Rather, who determines the vague ideas of what ‘society’ happens to consider just, for some time ..!? E.g., many Western societies have a core of values that are proclaimed to be based on Christianity; either some interpretation of how Jesus Christ’s words would apply in those later centuries, i.e., big fat interpretations on very often shady hidden intents, or hearkening back to the original intent as much as possible – where JS (as a full-on Jew) and those of any intellectual propensity above ignorant peasant level, would have found the idea that salvation or support for one’s neighbours would be available for non-Jews quite despicable, bordering on the unthinkable.
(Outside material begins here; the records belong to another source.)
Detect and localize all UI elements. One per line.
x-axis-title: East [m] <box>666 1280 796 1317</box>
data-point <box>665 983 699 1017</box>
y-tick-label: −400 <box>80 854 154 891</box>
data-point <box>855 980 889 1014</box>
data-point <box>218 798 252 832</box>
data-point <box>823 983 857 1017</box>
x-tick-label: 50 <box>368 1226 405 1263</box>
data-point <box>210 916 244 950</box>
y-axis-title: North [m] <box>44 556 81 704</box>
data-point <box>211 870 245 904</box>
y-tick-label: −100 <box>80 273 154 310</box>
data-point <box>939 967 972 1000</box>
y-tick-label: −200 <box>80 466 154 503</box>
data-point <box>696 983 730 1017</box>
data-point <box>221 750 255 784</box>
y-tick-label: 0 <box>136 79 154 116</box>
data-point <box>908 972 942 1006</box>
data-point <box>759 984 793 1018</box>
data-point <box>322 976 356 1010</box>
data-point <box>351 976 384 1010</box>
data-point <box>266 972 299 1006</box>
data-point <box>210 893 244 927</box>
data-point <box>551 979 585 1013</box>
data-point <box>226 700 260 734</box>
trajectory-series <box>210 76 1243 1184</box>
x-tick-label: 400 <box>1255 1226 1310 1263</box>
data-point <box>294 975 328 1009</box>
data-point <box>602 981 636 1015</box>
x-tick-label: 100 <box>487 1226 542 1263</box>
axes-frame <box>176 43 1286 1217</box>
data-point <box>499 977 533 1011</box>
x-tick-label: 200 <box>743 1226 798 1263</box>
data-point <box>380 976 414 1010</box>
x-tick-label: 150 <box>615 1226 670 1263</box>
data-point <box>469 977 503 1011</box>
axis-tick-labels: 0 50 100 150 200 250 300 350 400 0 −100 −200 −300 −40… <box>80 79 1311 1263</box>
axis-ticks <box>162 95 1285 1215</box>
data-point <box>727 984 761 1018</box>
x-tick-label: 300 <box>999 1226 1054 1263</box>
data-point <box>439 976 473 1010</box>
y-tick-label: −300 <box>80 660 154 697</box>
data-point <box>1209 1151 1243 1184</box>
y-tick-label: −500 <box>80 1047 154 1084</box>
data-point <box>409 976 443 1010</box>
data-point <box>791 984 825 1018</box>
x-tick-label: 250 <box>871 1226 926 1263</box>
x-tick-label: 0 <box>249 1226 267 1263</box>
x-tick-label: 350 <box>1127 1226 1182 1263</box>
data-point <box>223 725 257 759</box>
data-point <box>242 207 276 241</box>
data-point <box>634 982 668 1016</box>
The Golden Rule wouldn’t apply to anyone outside the close circle… All ‘ethical’ discussions since are very time- and circumstance-bound even when putting it mildly. As e.g., ‘democracy’ is so much on the decline around the world [fact]. And people don’t care about millions starving but do care about stray dogs in the same countries. Those against discrimination don’t bat an eye over discrimination of e.g., white male elderly (over 30) on the job market. When one wants to ‘correct’ a bias through some measure of equally low or worse moral value, one has no right to enforce [what one loathes oneself; or you’re in breach of the Golden Rule again].